I wonder how Kevin knew I’d be judging this today, because he brought the hammer. Flank steak often gets a bad rap for being one of the “lower” cuts of meat, but these are the thoughts of fools and vagabonds. A well made flank steak is a perfect cut for lunch. Tender, light, and very receptive to a variety of marinades. Flank steak is the Dax McCarty of beef cuts. Those who know me will know that this is a great compliment to both flank steak and Dax McCarty. 

One of the few fun things about getting older is rediscovering things that you thought were once lost to you. If you had told 10 year old me that 20 years later I’d be super into brussel sprouts he likely would have laughed and then thrown a ninja turtle action figure at you. Nonetheless here I am, a fan. Roasting up some of them b sprouts (as the cool kids call them) is one of my favorite vegetable sides.

2. Eliot - Spaghetti and Meatballs with a JKL-A recipe sauce, Mandarin Orange

For those of you that aren’t hip to JKL-A, this refers to chef J. Kenji Lopez- Alt whose cookbook “The Food Lab: Better Home Cooking Through Science” is the best cookbook I have ever owned, and I recommend it to anybody who enjoys preparing food. It’s been a big year for Eliot, and this lunch only continues his fine run of form. I don’t really get the Mandarin Orange on the side, but he’s earned the benefit of the doubt.

3. Drew - Santa Fe Quesadilla

I don’t’ have a ton of details from Drew for what a Santa Fe Quesadilla actually entails, but what I’m imagining here is chicken, whole grain rice, some jack cheese, corn and black or red beans (maybe both?). Quesadillas are one of nature’s best food delivery systems and I applaud Drew for eating a delicious and nutrient filled lunch.

4. Eric - Spaghetti Squash and Meatballs

More spaghetti and meatballs!

I was worried that I was going to google “Spaghetti Squash” and learn that Eric was not in fact eating regular spaghetti and meatballs with some squash in there, but rather spaghetti noodles formed from squash. It looks like we’re dealing with the latter here. Somebody added a clapping emoji to his entry, so maybe I’m just missing out. Whereas I’ve done a complete 180 on brussel sprouts in my life, I remain just as suspicious and dismissive of squash as ever.

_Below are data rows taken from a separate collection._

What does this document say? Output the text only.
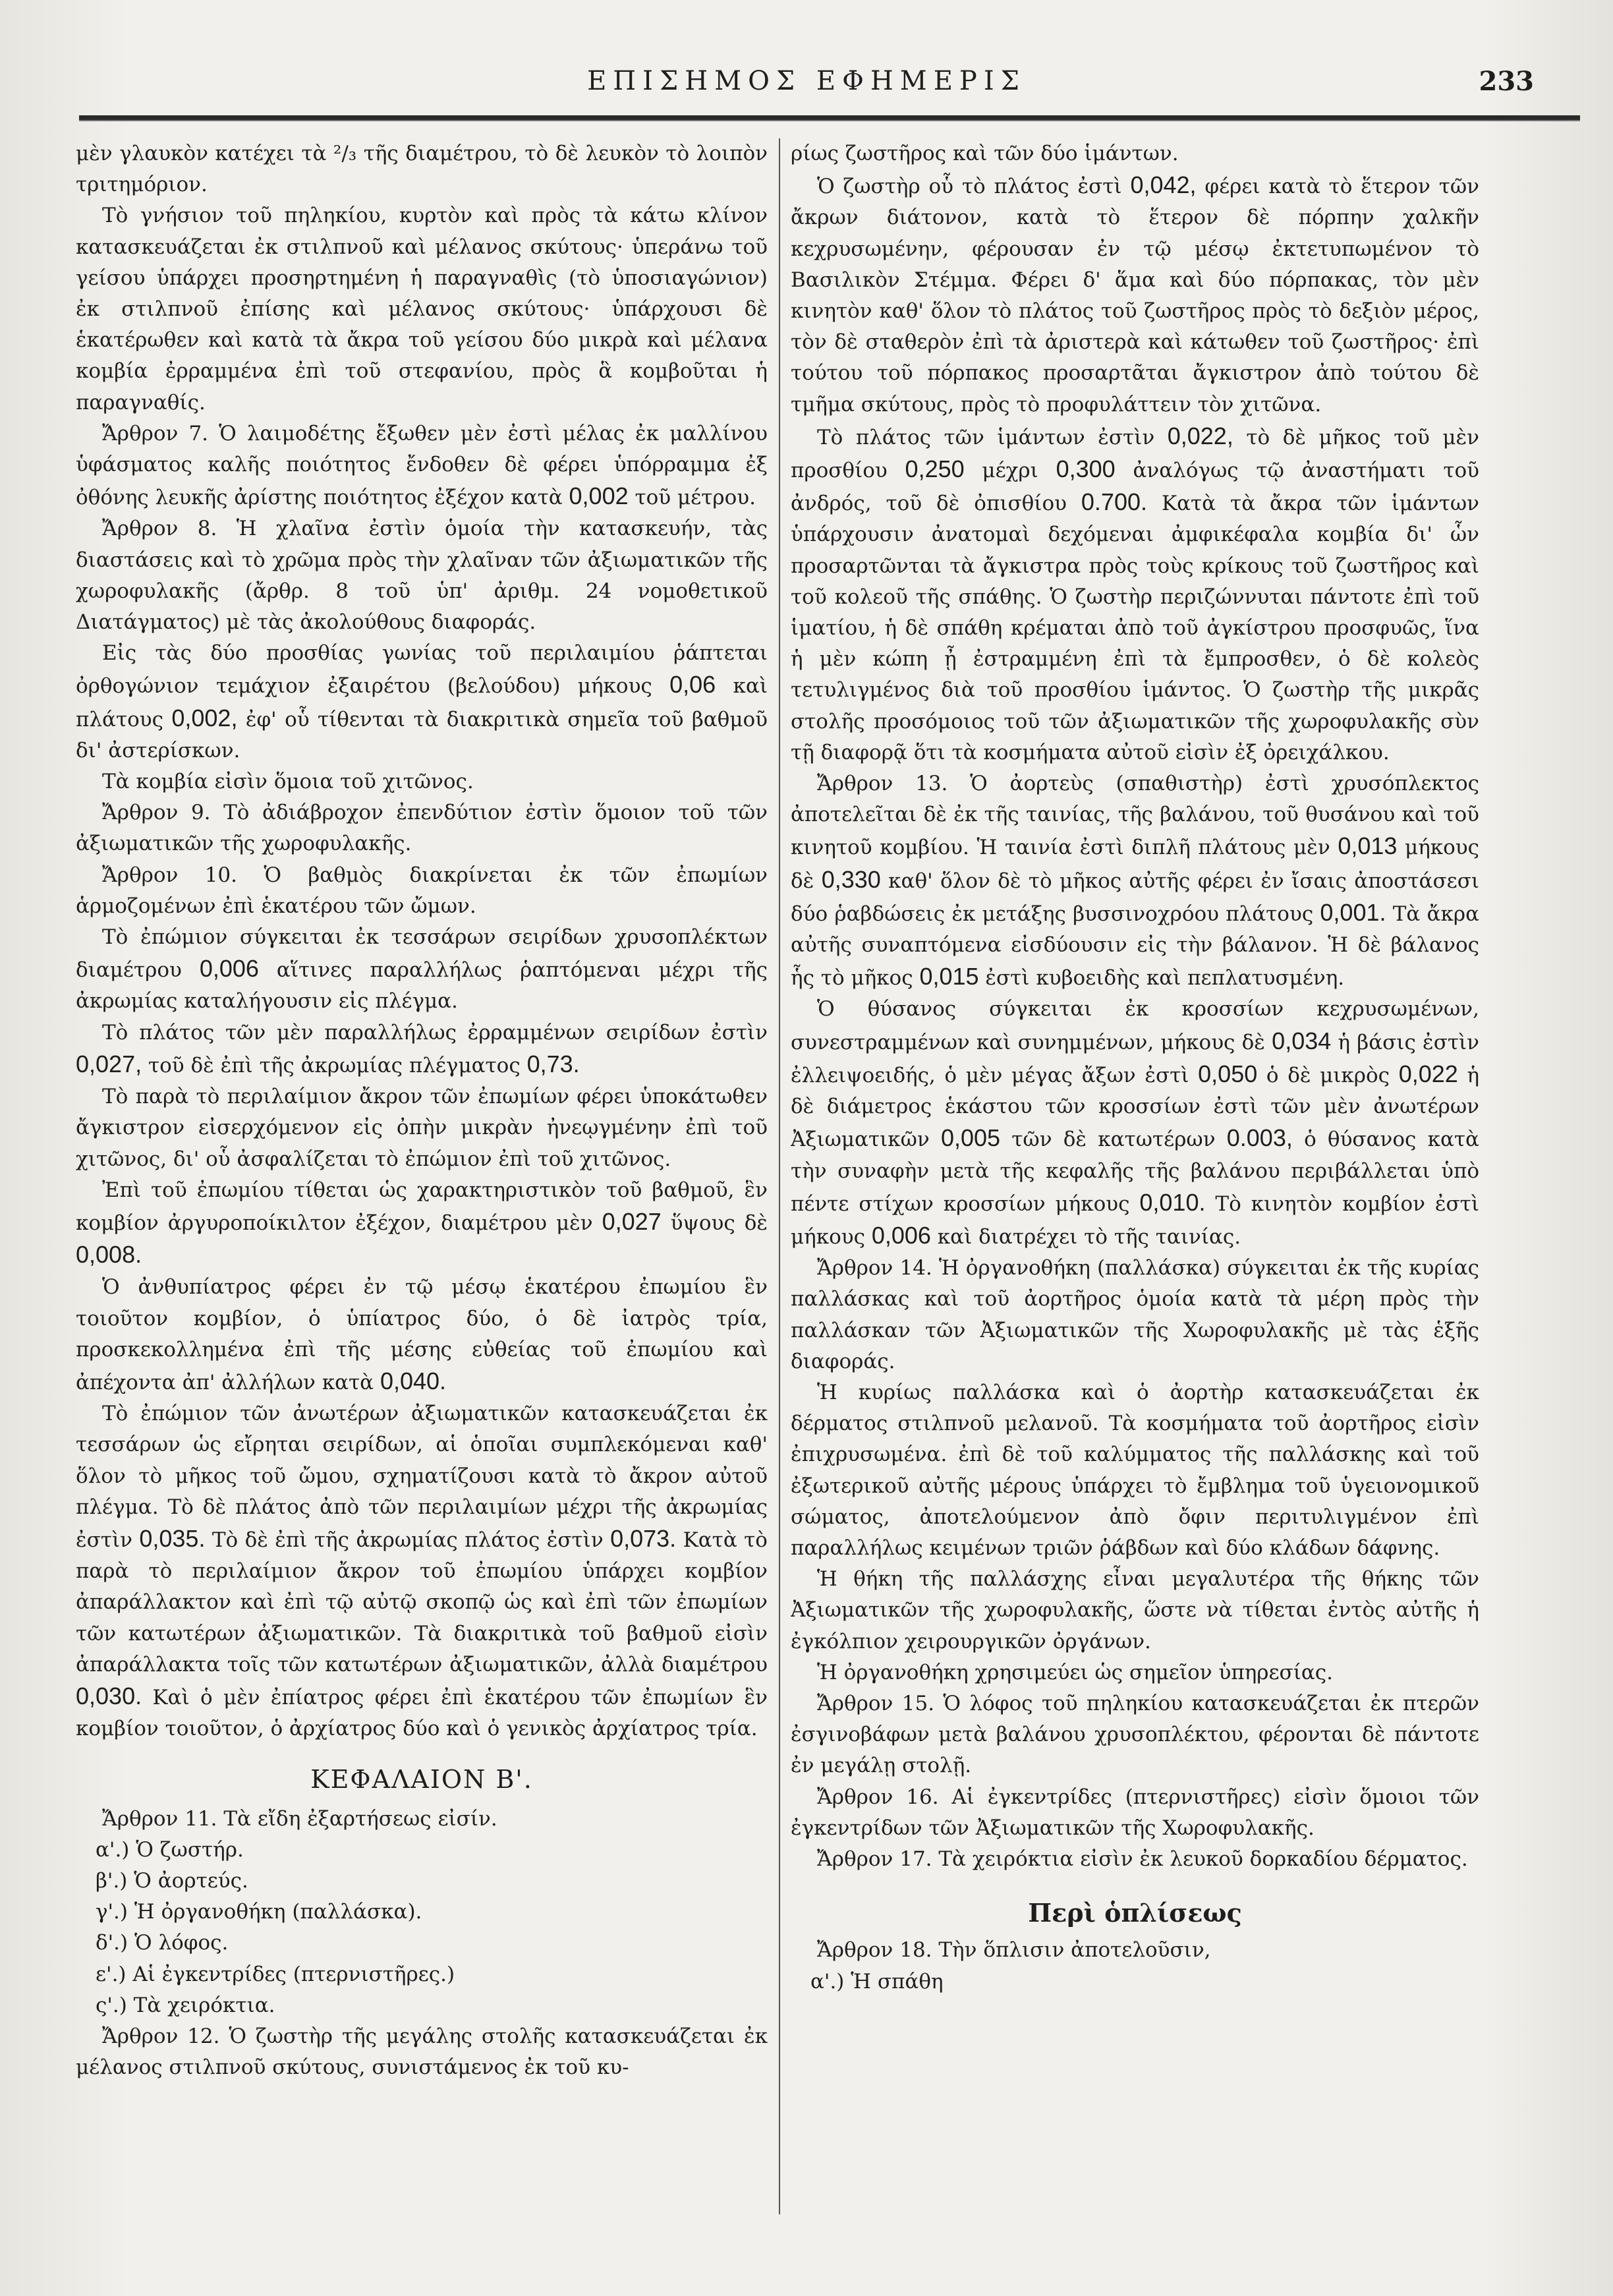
ΕΠΙΣΗΜΟΣ ΕΦΗΜΕΡΙΣ	233

μὲν γλαυκὸν κατέχει τὰ ²/₃ τῆς διαμέτρου, τὸ δὲ λευκὸν τὸ λοιπὸν τριτημόριον.

Τὸ γνήσιον τοῦ πηληκίου, κυρτὸν καὶ πρὸς τὰ κάτω κλίνον κατασκευάζεται ἐκ στιλπνοῦ καὶ μέλανος σκύτους· ὑπεράνω τοῦ γείσου ὑπάρχει προσηρτημένη ἡ παραγναθὶς (τὸ ὑποσιαγώνιον) ἐκ στιλπνοῦ ἐπίσης καὶ μέλανος σκύτους· ὑπάρχουσι δὲ ἑκατέρωθεν καὶ κατὰ τὰ ἄκρα τοῦ γείσου δύο μικρὰ καὶ μέλανα κομβία ἐρραμμένα ἐπὶ τοῦ στεφανίου, πρὸς ἃ κομβοῦται ἡ παραγναθίς.

Ἄρθρον 7. Ὁ λαιμοδέτης ἔξωθεν μὲν ἐστὶ μέλας ἐκ μαλλίνου ὑφάσματος καλῆς ποιότητος ἔνδοθεν δὲ φέρει ὑπόρραμμα ἐξ ὀθόνης λευκῆς ἀρίστης ποιότητος ἐξέχον κατὰ 0,002 τοῦ μέτρου.

Ἄρθρον 8. Ἡ χλαῖνα ἐστὶν ὁμοία τὴν κατασκευήν, τὰς διαστάσεις καὶ τὸ χρῶμα πρὸς τὴν χλαῖναν τῶν ἀξιωματικῶν τῆς χωροφυλακῆς (ἄρθρ. 8 τοῦ ὑπ' ἀριθμ. 24 νομοθετικοῦ Διατάγματος) μὲ τὰς ἀκολούθους διαφοράς.

Εἰς τὰς δύο προσθίας γωνίας τοῦ περιλαιμίου ῥάπτεται ὀρθογώνιον τεμάχιον ἐξαιρέτου (βελούδου) μήκους 0,06 καὶ πλάτους 0,002, ἐφ' οὗ τίθενται τὰ διακριτικὰ σημεῖα τοῦ βαθμοῦ δι' ἀστερίσκων.

Τὰ κομβία εἰσὶν ὅμοια τοῦ χιτῶνος.

Ἄρθρον 9. Τὸ ἀδιάβροχον ἐπενδύτιον ἐστὶν ὅμοιον τοῦ τῶν ἀξιωματικῶν τῆς χωροφυλακῆς.

Ἄρθρον 10. Ὁ βαθμὸς διακρίνεται ἐκ τῶν ἐπωμίων ἁρμοζομένων ἐπὶ ἑκατέρου τῶν ὤμων.

Τὸ ἐπώμιον σύγκειται ἐκ τεσσάρων σειρίδων χρυσοπλέκτων διαμέτρου 0,006 αἵτινες παραλλήλως ῥαπτόμεναι μέχρι τῆς ἀκρωμίας καταλήγουσιν εἰς πλέγμα.

Τὸ πλάτος τῶν μὲν παραλλήλως ἐρραμμένων σειρίδων ἐστὶν 0,027, τοῦ δὲ ἐπὶ τῆς ἀκρωμίας πλέγματος 0,73.

Τὸ παρὰ τὸ περιλαίμιον ἄκρον τῶν ἐπωμίων φέρει ὑποκάτωθεν ἄγκιστρον εἰσερχόμενον εἰς ὀπὴν μικρὰν ἠνεῳγμένην ἐπὶ τοῦ χιτῶνος, δι' οὗ ἀσφαλίζεται τὸ ἐπώμιον ἐπὶ τοῦ χιτῶνος.

Ἐπὶ τοῦ ἐπωμίου τίθεται ὡς χαρακτηριστικὸν τοῦ βαθμοῦ, ἓν κομβίον ἀργυροποίκιλτον ἐξέχον, διαμέτρου μὲν 0,027 ὕψους δὲ 0,008.

Ὁ ἀνθυπίατρος φέρει ἐν τῷ μέσῳ ἑκατέρου ἐπωμίου ἓν τοιοῦτον κομβίον, ὁ ὑπίατρος δύο, ὁ δὲ ἰατρὸς τρία, προσκεκολλημένα ἐπὶ τῆς μέσης εὐθείας τοῦ ἐπωμίου καὶ ἀπέχοντα ἀπ' ἀλλήλων κατὰ 0,040.

Τὸ ἐπώμιον τῶν ἀνωτέρων ἀξιωματικῶν κατασκευάζεται ἐκ τεσσάρων ὡς εἴρηται σειρίδων, αἱ ὁποῖαι συμπλεκόμεναι καθ' ὅλον τὸ μῆκος τοῦ ὤμου, σχηματίζουσι κατὰ τὸ ἄκρον αὐτοῦ πλέγμα. Τὸ δὲ πλάτος ἀπὸ τῶν περιλαιμίων μέχρι τῆς ἀκρωμίας ἐστὶν 0,035. Τὸ δὲ ἐπὶ τῆς ἀκρωμίας πλάτος ἐστὶν 0,073. Κατὰ τὸ παρὰ τὸ περιλαίμιον ἄκρον τοῦ ἐπωμίου ὑπάρχει κομβίον ἀπαράλλακτον καὶ ἐπὶ τῷ αὐτῷ σκοπῷ ὡς καὶ ἐπὶ τῶν ἐπωμίων τῶν κατωτέρων ἀξιωματικῶν. Τὰ διακριτικὰ τοῦ βαθμοῦ εἰσὶν ἀπαράλλακτα τοῖς τῶν κατωτέρων ἀξιωματικῶν, ἀλλὰ διαμέτρου 0,030. Καὶ ὁ μὲν ἐπίατρος φέρει ἐπὶ ἑκατέρου τῶν ἐπωμίων ἓν κομβίον τοιοῦτον, ὁ ἀρχίατρος δύο καὶ ὁ γενικὸς ἀρχίατρος τρία.

ΚΕΦΑΛΑΙΟΝ Β'.

Ἄρθρον 11. Τὰ εἴδη ἐξαρτήσεως εἰσίν.

α'.) Ὁ ζωστήρ.

β'.) Ὁ ἀορτεύς.

γ'.) Ἡ ὀργανοθήκη (παλλάσκα).

δ'.) Ὁ λόφος.

ε'.) Αἱ ἐγκεντρίδες (πτερνιστῆρες.)

ς'.) Τὰ χειρόκτια.

Ἄρθρον 12. Ὁ ζωστὴρ τῆς μεγάλης στολῆς κατασκευάζεται ἐκ μέλανος στιλπνοῦ σκύτους, συνιστάμενος ἐκ τοῦ κυ-

ρίως ζωστῆρος καὶ τῶν δύο ἱμάντων.

Ὁ ζωστὴρ οὗ τὸ πλάτος ἐστὶ 0,042, φέρει κατὰ τὸ ἕτερον τῶν ἄκρων διάτονον, κατὰ τὸ ἕτερον δὲ πόρπην χαλκῆν κεχρυσωμένην, φέρουσαν ἐν τῷ μέσῳ ἐκτετυπωμένον τὸ Βασιλικὸν Στέμμα. Φέρει δ' ἅμα καὶ δύο πόρπακας, τὸν μὲν κινητὸν καθ' ὅλον τὸ πλάτος τοῦ ζωστῆρος πρὸς τὸ δεξιὸν μέρος, τὸν δὲ σταθερὸν ἐπὶ τὰ ἀριστερὰ καὶ κάτωθεν τοῦ ζωστῆρος· ἐπὶ τούτου τοῦ πόρπακος προσαρτᾶται ἄγκιστρον ἀπὸ τούτου δὲ τμῆμα σκύτους, πρὸς τὸ προφυλάττειν τὸν χιτῶνα.

Τὸ πλάτος τῶν ἱμάντων ἐστὶν 0,022, τὸ δὲ μῆκος τοῦ μὲν προσθίου 0,250 μέχρι 0,300 ἀναλόγως τῷ ἀναστήματι τοῦ ἀνδρός, τοῦ δὲ ὀπισθίου 0.700. Κατὰ τὰ ἄκρα τῶν ἱμάντων ὑπάρχουσιν ἀνατομαὶ δεχόμεναι ἀμφικέφαλα κομβία δι' ὧν προσαρτῶνται τὰ ἄγκιστρα πρὸς τοὺς κρίκους τοῦ ζωστῆρος καὶ τοῦ κολεοῦ τῆς σπάθης. Ὁ ζωστὴρ περιζώννυται πάντοτε ἐπὶ τοῦ ἱματίου, ἡ δὲ σπάθη κρέμαται ἀπὸ τοῦ ἀγκίστρου προσφυῶς, ἵνα ἡ μὲν κώπη ᾖ ἐστραμμένη ἐπὶ τὰ ἔμπροσθεν, ὁ δὲ κολεὸς τετυλιγμένος διὰ τοῦ προσθίου ἱμάντος. Ὁ ζωστὴρ τῆς μικρᾶς στολῆς προσόμοιος τοῦ τῶν ἀξιωματικῶν τῆς χωροφυλακῆς σὺν τῇ διαφορᾷ ὅτι τὰ κοσμήματα αὐτοῦ εἰσὶν ἐξ ὀρειχάλκου.

Ἄρθρον 13. Ὁ ἀορτεὺς (σπαθιστὴρ) ἐστὶ χρυσόπλεκτος ἀποτελεῖται δὲ ἐκ τῆς ταινίας, τῆς βαλάνου, τοῦ θυσάνου καὶ τοῦ κινητοῦ κομβίου. Ἡ ταινία ἐστὶ διπλῆ πλάτους μὲν 0,013 μήκους δὲ 0,330 καθ' ὅλον δὲ τὸ μῆκος αὐτῆς φέρει ἐν ἴσαις ἀποστάσεσι δύο ῥαβδώσεις ἐκ μετάξης βυσσινοχρόου πλάτους 0,001. Τὰ ἄκρα αὐτῆς συναπτόμενα εἰσδύουσιν εἰς τὴν βάλανον. Ἡ δὲ βάλανος ἧς τὸ μῆκος 0,015 ἐστὶ κυβοειδὴς καὶ πεπλατυσμένη.

Ὁ θύσανος σύγκειται ἐκ κροσσίων κεχρυσωμένων, συνεστραμμένων καὶ συνημμένων, μήκους δὲ 0,034 ἡ βάσις ἐστὶν ἐλλειψοειδής, ὁ μὲν μέγας ἄξων ἐστὶ 0,050 ὁ δὲ μικρὸς 0,022 ἡ δὲ διάμετρος ἑκάστου τῶν κροσσίων ἐστὶ τῶν μὲν ἀνωτέρων Ἀξιωματικῶν 0,005 τῶν δὲ κατωτέρων 0.003, ὁ θύσανος κατὰ τὴν συναφὴν μετὰ τῆς κεφαλῆς τῆς βαλάνου περιβάλλεται ὑπὸ πέντε στίχων κροσσίων μήκους 0,010. Τὸ κινητὸν κομβίον ἐστὶ μήκους 0,006 καὶ διατρέχει τὸ τῆς ταινίας.

Ἄρθρον 14. Ἡ ὀργανοθήκη (παλλάσκα) σύγκειται ἐκ τῆς κυρίας παλλάσκας καὶ τοῦ ἀορτῆρος ὁμοία κατὰ τὰ μέρη πρὸς τὴν παλλάσκαν τῶν Ἀξιωματικῶν τῆς Χωροφυλακῆς μὲ τὰς ἑξῆς διαφοράς.

Ἡ κυρίως παλλάσκα καὶ ὁ ἀορτὴρ κατασκευάζεται ἐκ δέρματος στιλπνοῦ μελανοῦ. Τὰ κοσμήματα τοῦ ἀορτῆρος εἰσὶν ἐπιχρυσωμένα. ἐπὶ δὲ τοῦ καλύμματος τῆς παλλάσκης καὶ τοῦ ἐξωτερικοῦ αὐτῆς μέρους ὑπάρχει τὸ ἔμβλημα τοῦ ὑγειονομικοῦ σώματος, ἀποτελούμενον ἀπὸ ὄφιν περιτυλιγμένον ἐπὶ παραλλήλως κειμένων τριῶν ῥάβδων καὶ δύο κλάδων δάφνης.

Ἡ θήκη τῆς παλλάσχης εἶναι μεγαλυτέρα τῆς θήκης τῶν Ἀξιωματικῶν τῆς χωροφυλακῆς, ὥστε νὰ τίθεται ἐντὸς αὐτῆς ἡ ἐγκόλπιον χειρουργικῶν ὀργάνων.

Ἡ ὀργανοθήκη χρησιμεύει ὡς σημεῖον ὑπηρεσίας.

Ἄρθρον 15. Ὁ λόφος τοῦ πηληκίου κατασκευάζεται ἐκ πτερῶν ἐσγινοβάφων μετὰ βαλάνου χρυσοπλέκτου, φέρονται δὲ πάντοτε ἐν μεγάλῃ στολῇ.

Ἄρθρον 16. Αἱ ἐγκεντρίδες (πτερνιστῆρες) εἰσὶν ὅμοιοι τῶν ἐγκεντρίδων τῶν Ἀξιωματικῶν τῆς Χωροφυλακῆς.

Ἄρθρον 17. Τὰ χειρόκτια εἰσὶν ἐκ λευκοῦ δορκαδίου δέρματος.

Περὶ ὁπλίσεως

Ἄρθρον 18. Τὴν ὅπλισιν ἀποτελοῦσιν,

α'.) Ἡ σπάθη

5. Matthias - An array of snacks, the headliner of which was Chef Robert Irvine’s Fit Crunch chocolate peanut butter bar.

We’re unfortunately going to be getting into the part of this list where we’re no longer eating lunch but rather just a collection of foods that happen to be within reaching distance. I’m going to give Matthias the top spot on this tier because he makes the interactive table app work and seemed genuinely excited about his peanut butter bar.

6. Ryan - Ramen, pretzels, apple, banana

I’m going to assume this wasn’t fancy ramen, and was just the instant kind. This random assortment of foods makes me sad. Ryan is a very busy man.

7. Jared - Carrots and an apple.

Well gosh Jared, don’t go all out on my account.